Day 15: Explaining ML's Neglected Concepts
𝗢𝗟𝗔𝗣 (𝗢𝗻𝗹𝗶𝗻𝗲 𝗔𝗻𝗮𝗹𝘆𝘁𝗶𝗰𝗮𝗹 𝗣𝗿𝗼𝗰𝗲𝘀𝘀𝗶𝗻𝗴): The reason your "fast" database still can't answer a simple analytics question
You trained the model. The pipeline runs. Then someone asks "show me weekly accuracy by region by data source" - and your stack chokes.
The query isn't complex. The database is just the wrong shape.
What actually happens:
•OLTP databases optimize for row-level writes - analytics queries are the opposite workload entirely.
•OLAP systems pre-organize data into columnar formats so aggregations scan only the fields they need.
•A "cube" is a mental model: slice by time, dice by category, drill down or roll up on demand.
•The query that took 40 seconds on Postgres runs in 400ms on a columnar store - same data, different physics.
Key approaches in practice:
•Star schemas denormalize intentionally, trading storage for join-free query speed.
•Materialized views precompute expensive aggregations so dashboards don't recompute on every load.
•Partitioning by time column is often the single highest-leverage OLAP optimization.

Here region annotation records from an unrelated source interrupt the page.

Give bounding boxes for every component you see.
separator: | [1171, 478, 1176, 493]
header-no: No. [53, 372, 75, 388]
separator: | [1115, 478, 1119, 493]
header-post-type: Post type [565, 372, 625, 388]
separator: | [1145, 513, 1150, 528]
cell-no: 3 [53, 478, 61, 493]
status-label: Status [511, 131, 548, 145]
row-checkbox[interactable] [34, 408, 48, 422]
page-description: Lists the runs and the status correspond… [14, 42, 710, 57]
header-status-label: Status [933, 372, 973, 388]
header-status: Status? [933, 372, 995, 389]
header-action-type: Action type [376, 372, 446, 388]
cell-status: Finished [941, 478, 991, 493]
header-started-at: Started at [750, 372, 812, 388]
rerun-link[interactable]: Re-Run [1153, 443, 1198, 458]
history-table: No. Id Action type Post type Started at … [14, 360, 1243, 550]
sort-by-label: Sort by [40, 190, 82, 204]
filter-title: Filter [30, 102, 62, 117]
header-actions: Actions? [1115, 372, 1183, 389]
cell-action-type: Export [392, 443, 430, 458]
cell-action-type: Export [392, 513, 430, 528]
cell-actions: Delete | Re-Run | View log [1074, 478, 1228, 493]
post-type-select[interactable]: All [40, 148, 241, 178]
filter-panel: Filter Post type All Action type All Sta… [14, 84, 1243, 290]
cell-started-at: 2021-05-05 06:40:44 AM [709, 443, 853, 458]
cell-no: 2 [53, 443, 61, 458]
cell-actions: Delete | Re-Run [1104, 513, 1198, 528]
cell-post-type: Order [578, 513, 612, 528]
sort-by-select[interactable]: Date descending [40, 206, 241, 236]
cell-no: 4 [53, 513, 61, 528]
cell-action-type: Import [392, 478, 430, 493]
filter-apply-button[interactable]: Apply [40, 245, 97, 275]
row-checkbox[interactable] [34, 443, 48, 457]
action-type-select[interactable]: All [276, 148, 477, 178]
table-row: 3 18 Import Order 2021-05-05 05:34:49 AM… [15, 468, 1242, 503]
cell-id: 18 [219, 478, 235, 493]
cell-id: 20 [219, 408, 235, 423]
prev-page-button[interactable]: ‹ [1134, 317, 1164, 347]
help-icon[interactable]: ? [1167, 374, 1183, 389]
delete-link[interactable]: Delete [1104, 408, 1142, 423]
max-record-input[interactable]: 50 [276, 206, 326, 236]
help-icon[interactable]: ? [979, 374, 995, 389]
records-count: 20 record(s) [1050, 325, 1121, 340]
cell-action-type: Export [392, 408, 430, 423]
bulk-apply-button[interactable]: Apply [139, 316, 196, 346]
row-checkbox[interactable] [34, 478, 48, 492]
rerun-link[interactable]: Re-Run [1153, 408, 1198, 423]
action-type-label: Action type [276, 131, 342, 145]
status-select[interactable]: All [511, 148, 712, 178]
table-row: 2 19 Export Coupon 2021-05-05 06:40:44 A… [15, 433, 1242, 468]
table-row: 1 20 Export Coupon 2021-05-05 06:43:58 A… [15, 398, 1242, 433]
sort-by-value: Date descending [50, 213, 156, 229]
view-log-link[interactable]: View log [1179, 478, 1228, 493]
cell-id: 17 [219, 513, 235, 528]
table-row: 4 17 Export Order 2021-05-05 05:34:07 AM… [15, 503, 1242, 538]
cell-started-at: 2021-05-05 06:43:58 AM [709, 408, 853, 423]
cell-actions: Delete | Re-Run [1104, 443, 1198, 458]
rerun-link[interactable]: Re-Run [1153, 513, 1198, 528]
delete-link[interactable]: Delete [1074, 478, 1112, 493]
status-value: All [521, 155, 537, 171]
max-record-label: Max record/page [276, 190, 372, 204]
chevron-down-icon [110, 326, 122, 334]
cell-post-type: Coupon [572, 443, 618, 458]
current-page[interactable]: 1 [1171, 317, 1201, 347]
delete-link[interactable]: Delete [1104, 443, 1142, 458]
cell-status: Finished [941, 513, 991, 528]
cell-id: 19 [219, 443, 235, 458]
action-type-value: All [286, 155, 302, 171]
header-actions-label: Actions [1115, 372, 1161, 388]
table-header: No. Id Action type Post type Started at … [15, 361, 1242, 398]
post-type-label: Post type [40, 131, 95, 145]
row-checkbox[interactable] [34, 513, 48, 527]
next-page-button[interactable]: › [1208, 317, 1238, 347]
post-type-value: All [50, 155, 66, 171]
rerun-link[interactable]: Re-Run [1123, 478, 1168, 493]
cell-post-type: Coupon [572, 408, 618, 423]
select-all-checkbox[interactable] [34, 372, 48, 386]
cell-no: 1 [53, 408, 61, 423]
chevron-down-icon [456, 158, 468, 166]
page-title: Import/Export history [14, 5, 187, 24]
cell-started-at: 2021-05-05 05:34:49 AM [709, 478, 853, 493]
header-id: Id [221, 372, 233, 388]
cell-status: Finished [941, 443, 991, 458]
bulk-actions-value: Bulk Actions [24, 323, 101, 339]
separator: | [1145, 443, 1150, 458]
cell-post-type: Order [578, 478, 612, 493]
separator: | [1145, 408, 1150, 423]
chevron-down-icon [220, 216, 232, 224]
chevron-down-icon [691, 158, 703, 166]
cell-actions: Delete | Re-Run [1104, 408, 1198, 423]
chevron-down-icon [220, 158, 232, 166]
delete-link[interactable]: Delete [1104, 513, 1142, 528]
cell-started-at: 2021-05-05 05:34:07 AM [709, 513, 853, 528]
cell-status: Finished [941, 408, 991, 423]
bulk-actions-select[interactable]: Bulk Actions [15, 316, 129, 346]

What happens in real stacks:
•BigQuery, Snowflake, Redshift, and DuckDB are all columnar OLAP engines under the hood.
•ML teams hit OLAP limits first when building feature stores or evaluation dashboards at scale.
•Hybrid Transactional/Analytical Processing (HTAP) is closing the gap - but most teams don't need it yet.
Your model metrics are only as queryable as your data architecture allows.